The company named their carbon conversion platform Opus. The system is modular and can be implemented in existing supply chains, taking CO2 from almost any source. The process uses electrolysis to separate the carbon and oxygen, then recombines the carbon with hydrogen to create fuel. The CO2 will be sourced from nearby ethanol plants, pulp and paper mills, and waste processing facilities.
The US Air Force tested the fuel to ensure it can be safely used without altering existing plane engines. Replacing half of a plane’s regular fuel with CO2-derived fuel can result in 90 percent fewer lifecycle emissions. Alaska Airlines has already agreed to buy fuel from Twelve.

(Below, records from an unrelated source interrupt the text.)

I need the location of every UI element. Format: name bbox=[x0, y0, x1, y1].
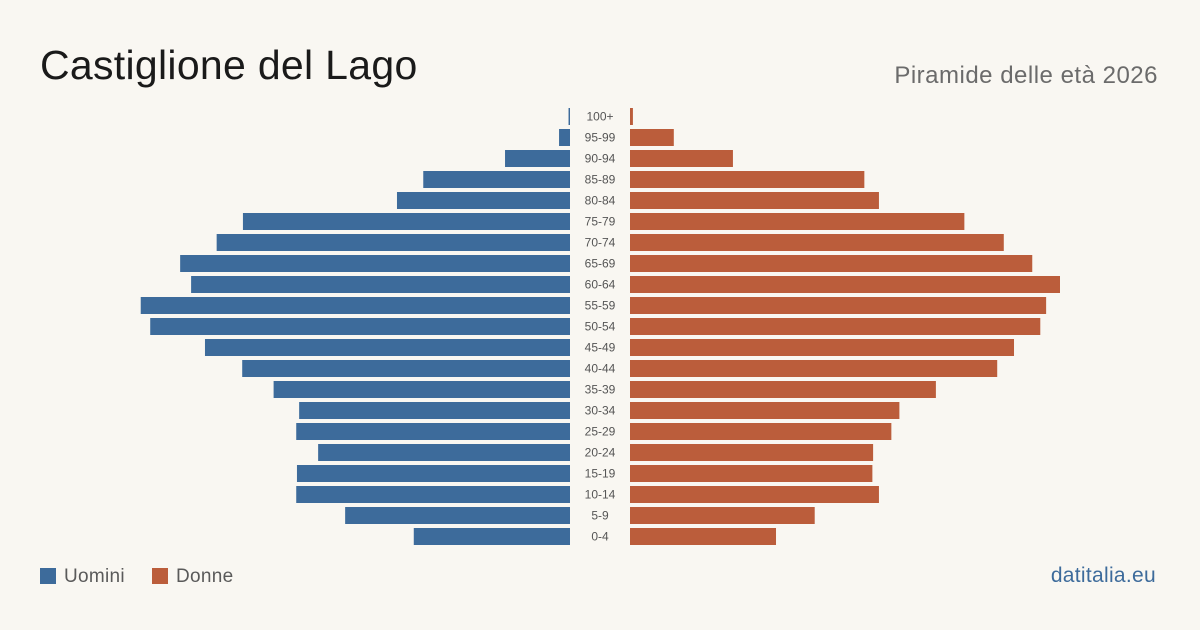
bar-donne-25-29 bbox=[630, 423, 892, 440]
bar-uomini-75-79 bbox=[242, 213, 570, 230]
bar-donne-65-69 bbox=[630, 255, 1033, 272]
bar-uomini-95-99 bbox=[559, 129, 570, 146]
bar-uomini-10-14 bbox=[296, 486, 570, 503]
age-label-55-59: 55-59 bbox=[585, 299, 616, 313]
bar-donne-55-59 bbox=[630, 297, 1047, 314]
bar-donne-90-94 bbox=[630, 150, 733, 167]
legend-item-donne: Donne bbox=[152, 565, 234, 587]
bar-uomini-30-34 bbox=[299, 402, 570, 419]
bar-uomini-0-4 bbox=[413, 528, 570, 545]
bar-donne-15-19 bbox=[630, 465, 873, 482]
age-label-45-49: 45-49 bbox=[585, 341, 616, 355]
bar-uomini-40-44 bbox=[242, 360, 570, 377]
age-label-90-94: 90-94 bbox=[585, 152, 616, 166]
age-label-20-24: 20-24 bbox=[585, 446, 616, 460]
bar-uomini-100plus bbox=[568, 108, 570, 125]
bar-donne-75-79 bbox=[630, 213, 965, 230]
bar-uomini-15-19 bbox=[296, 465, 570, 482]
bar-donne-70-74 bbox=[630, 234, 1004, 251]
age-label-65-69: 65-69 bbox=[585, 257, 616, 271]
age-label-75-79: 75-79 bbox=[585, 215, 616, 229]
age-label-5-9: 5-9 bbox=[591, 509, 609, 523]
legend-item-uomini: Uomini bbox=[40, 565, 125, 587]
bar-donne-5-9 bbox=[630, 507, 815, 524]
bar-donne-20-24 bbox=[630, 444, 874, 461]
bar-uomini-35-39 bbox=[273, 381, 570, 398]
bar-donne-85-89 bbox=[630, 171, 865, 188]
bar-donne-40-44 bbox=[630, 360, 998, 377]
bar-donne-50-54 bbox=[630, 318, 1041, 335]
age-label-85-89: 85-89 bbox=[585, 173, 616, 187]
bar-uomini-45-49 bbox=[204, 339, 570, 356]
age-label-35-39: 35-39 bbox=[585, 383, 616, 397]
legend-label-uomini: Uomini bbox=[64, 565, 125, 587]
bar-uomini-65-69 bbox=[180, 255, 570, 272]
bar-uomini-85-89 bbox=[423, 171, 570, 188]
bar-uomini-80-84 bbox=[396, 192, 570, 209]
bar-donne-45-49 bbox=[630, 339, 1015, 356]
bar-uomini-60-64 bbox=[191, 276, 570, 293]
age-label-80-84: 80-84 bbox=[585, 194, 616, 208]
bar-uomini-5-9 bbox=[345, 507, 570, 524]
age-label-50-54: 50-54 bbox=[585, 320, 616, 334]
bar-donne-0-4 bbox=[630, 528, 777, 545]
legend-swatch-uomini bbox=[40, 568, 56, 584]
age-label-70-74: 70-74 bbox=[585, 236, 616, 250]
age-label-95-99: 95-99 bbox=[585, 131, 616, 145]
bar-donne-100plus bbox=[630, 108, 633, 125]
age-label-100plus: 100+ bbox=[586, 110, 613, 124]
age-label-30-34: 30-34 bbox=[585, 404, 616, 418]
series-donne-bars bbox=[630, 108, 1060, 545]
chart-subtitle: Piramide delle età 2026 bbox=[894, 62, 1158, 89]
bar-uomini-90-94 bbox=[505, 150, 570, 167]
bar-uomini-20-24 bbox=[318, 444, 570, 461]
age-group-labels: 100+ 95-99 90-94 85-89 80-84 75-79 70-74 65-69 6… bbox=[585, 110, 616, 544]
bar-uomini-50-54 bbox=[150, 318, 571, 335]
series-uomini-bars bbox=[140, 108, 571, 545]
source-brand: datitalia.eu bbox=[1050, 564, 1156, 587]
age-label-0-4: 0-4 bbox=[591, 530, 609, 544]
chart-title: Castiglione del Lago bbox=[40, 42, 418, 88]
age-label-60-64: 60-64 bbox=[585, 278, 616, 292]
bar-donne-80-84 bbox=[630, 192, 879, 209]
bar-donne-95-99 bbox=[630, 129, 674, 146]
age-label-40-44: 40-44 bbox=[585, 362, 616, 376]
bar-donne-35-39 bbox=[630, 381, 936, 398]
bar-donne-60-64 bbox=[630, 276, 1060, 293]
legend-label-donne: Donne bbox=[176, 565, 234, 587]
bar-uomini-55-59 bbox=[140, 297, 571, 314]
bar-donne-30-34 bbox=[630, 402, 900, 419]
bar-uomini-70-74 bbox=[216, 234, 571, 251]
age-label-25-29: 25-29 bbox=[585, 425, 616, 439]
bar-uomini-25-29 bbox=[296, 423, 570, 440]
bar-donne-10-14 bbox=[630, 486, 879, 503]
legend-swatch-donne bbox=[152, 568, 168, 584]
age-label-15-19: 15-19 bbox=[585, 467, 616, 481]
age-label-10-14: 10-14 bbox=[585, 488, 616, 502]
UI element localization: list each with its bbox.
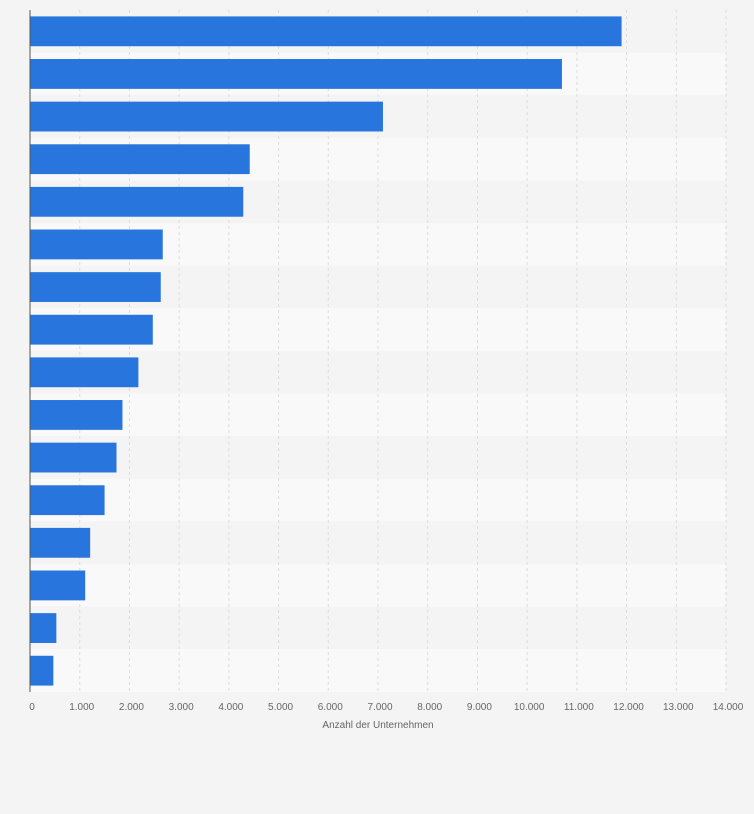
bars (30, 16, 622, 686)
x-tick-label: 2.000 (119, 702, 144, 713)
bar[interactable] (30, 186, 244, 217)
x-tick-label: 9.000 (467, 702, 492, 713)
bar[interactable] (30, 314, 153, 345)
bar[interactable] (30, 101, 383, 132)
bar[interactable] (30, 229, 163, 260)
bar[interactable] (30, 144, 250, 175)
x-tick-label: 12.000 (613, 702, 644, 713)
x-tick-label: 0 (29, 702, 35, 713)
x-tick-label: 5.000 (268, 702, 293, 713)
bar[interactable] (30, 570, 86, 601)
bar[interactable] (30, 527, 91, 558)
x-tick-label: 6.000 (318, 702, 343, 713)
bar[interactable] (30, 613, 57, 643)
x-tick-label: 11.000 (564, 702, 594, 713)
x-axis-title: Anzahl der Unternehmen (322, 720, 433, 731)
bar[interactable] (30, 400, 123, 430)
x-tick-label: 1.000 (69, 702, 94, 713)
x-tick-label: 3.000 (169, 702, 194, 713)
bar[interactable] (30, 272, 161, 302)
bar[interactable] (30, 59, 562, 89)
x-tick-label: 8.000 (417, 702, 442, 713)
x-tick-label: 4.000 (218, 702, 243, 713)
bar[interactable] (30, 442, 117, 473)
x-axis-ticks: 0 1.000 2.000 3.000 4.000 5.000 6.000 7.000 8.00… (29, 702, 744, 713)
x-tick-label: 13.000 (663, 702, 694, 713)
x-tick-label: 10.000 (514, 702, 545, 713)
bar[interactable] (30, 655, 54, 686)
bar[interactable] (30, 485, 105, 516)
bar[interactable] (30, 357, 139, 388)
x-tick-label: 7.000 (367, 702, 392, 713)
bar[interactable] (30, 16, 622, 47)
x-tick-label: 14.000 (713, 702, 744, 713)
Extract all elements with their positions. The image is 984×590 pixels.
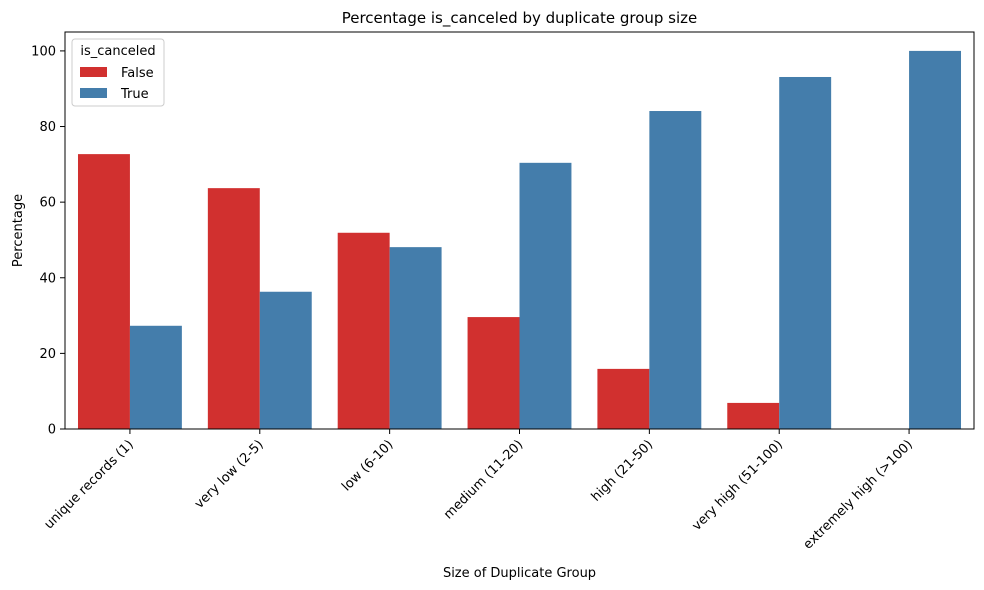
x-tick-label-very-high-51-100: very high (51-100) [690,437,787,534]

Twelve broke ground on its factory in Washington state earlier this month. The geographic choice was due to several factors. For one, Seattle has long been a hub for aerospace innovation; SpaceX, Blue Origin, Boeing, AeroTEC, and others all have operations there. Washington also has tax incentives for sustainable aviation fuel. And two-thirds of the state’s electricity is generated by hydropower, giving it one of the highest percentages of clean energy in the country.
The facility will initially produce around 40,000 gallons of fuel a year, eventually scaling up to a million gallons a year. That’s a drop in an Olympic-sized swimming pool when taken in the context of total consumption, which reached an all-time high of 95 billion gallons in 2019.